Suez has determined that Veolia’s industrial project and €18 per share offer are ‘not acceptable’, the waste firm has said.
Having met on several occasions during January and February to review the terms of Veolia’s offer, the Board of Directors of Suez unanimously decided that the conditions ‘were not met’ to support its €18 per share offer.
The Board said it reiterated its objective to reach a solution that delivers a ‘fair valuation’ of the Group for its shareholders, provides social guarantees for employees, ensures that all the Group’s commitments to its customers are maintained and conforms to SUEZ’s corporate interest; a transaction that would involve SUEZ’s dismantling threatens the Group’s corporate interest.
‘The transaction planned by Veolia threatens our SUEZ 2030 strategic plan and would negatively impact SUEZ’s value,’ it said in a statement.
‘Veolia’s scale objective does not bring with it any clear benefits for the provision of essential services.
‘It does not enhance technological innovation, quality of service or agility which are SUEZ’s strengths as a global leader working to meet the major challenges of the ecological transition.’
Waste management firm, Veolia, acquired a 29.9% stake in rival Suez last year and said it would file a voluntary takeover bid for the remaining Suez shares.
The formal proposal came in January and set out elements of the industrial project, the social project and the financial conditions.

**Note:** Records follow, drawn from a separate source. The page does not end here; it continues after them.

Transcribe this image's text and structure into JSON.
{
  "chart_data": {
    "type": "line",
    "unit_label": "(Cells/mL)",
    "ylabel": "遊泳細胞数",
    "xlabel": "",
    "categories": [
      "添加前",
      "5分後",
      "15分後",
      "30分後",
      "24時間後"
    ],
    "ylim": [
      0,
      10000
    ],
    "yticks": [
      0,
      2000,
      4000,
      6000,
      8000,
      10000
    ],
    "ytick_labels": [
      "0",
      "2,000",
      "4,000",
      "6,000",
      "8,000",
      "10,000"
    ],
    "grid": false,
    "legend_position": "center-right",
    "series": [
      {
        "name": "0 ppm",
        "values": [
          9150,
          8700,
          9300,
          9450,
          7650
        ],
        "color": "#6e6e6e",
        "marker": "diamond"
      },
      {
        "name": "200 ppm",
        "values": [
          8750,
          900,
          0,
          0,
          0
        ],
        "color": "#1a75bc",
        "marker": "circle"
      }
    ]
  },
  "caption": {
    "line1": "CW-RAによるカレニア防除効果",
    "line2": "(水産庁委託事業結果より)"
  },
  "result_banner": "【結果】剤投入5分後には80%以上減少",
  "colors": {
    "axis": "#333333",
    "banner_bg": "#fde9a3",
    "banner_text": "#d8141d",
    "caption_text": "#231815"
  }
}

Its 2020 results, according to Suez, ‘confirm’ that the price offered by Veolia, and which would only be payable in May 2022 at the earliest, ‘is not satisfactory’:
- The intrinsic value of SUEZ is well above the price offered, SUEZ’s intrinsic value is illustrated by our 2020 results and by the accelerating financial trajectory for 2021. Revenue growth, enhanced profitability and cash flow will drive dividend growth and support the payment of exceptional dividends. Our progress in delivering our SUEZ 2030 strategic plan highlights our ability to focus the Group on the highest-growth areas.
- The economic and financial environment has improved significantly since Veolia acquired Engie’s stake in SUEZ; since October 4, 2020, the CAC 40 index has gained c. 20%.
- The €18 per share (cum dividend) offer price discriminates against SUEZ’s minority shareholders as compared with Engie. Engie sold its SUEZ shares at a price of €18 on October 6, 2020. Minority shareholders in SUEZ, would not receive payment until May 2022 at the earliest, and Veolia’s offer remains subject to significant execution risks related to the required regulatory authorisations.
- In this respect, and considering the improved prospects driven by the continued execution of the SUEZ 2030 strategic plan, the reference share price as well as other valuation metrics selected by Veolia in its draft offer document are out of date and misleading. The price offered by Veolia represents a premium of merely 13.1% versus SUEZ’s share price as of February 21, 2020 (pre-Covid outbreak).
- The €18 per share offer price does not take into account the synergies that Veolia has put forward in its offer document.
The social commitments made by Veolia are also ‘unsatisfactory’, according to Suez. It said that in practical terms, Veolia’s duration is limited and it is ‘vague’ in certain aspects and in part non-binding.
The proposed combination also ‘exposes our customers and shareholders to significant execution risk,’ it said.
Suez says that the proposed transaction ‘raises significant antitrust issues,’ both within the European Union and in the UK.
‘Competition guarantees quality service at a fair price and is essential to meet the needs of public and private customers who have expressed their concern about this Veolia’s offer,’ Suez said.
‘Completion of this transaction would put at risk SUEZ’s commitments to its customers in water and waste recycling and recovery activities.’
The Board of Directors said it ‘reiterates its wish’ to find a negotiated solution and will take whatever steps necessary to make sure that ‘Veolia does not impose its interests at SUEZ’s shareholders’ meeting’.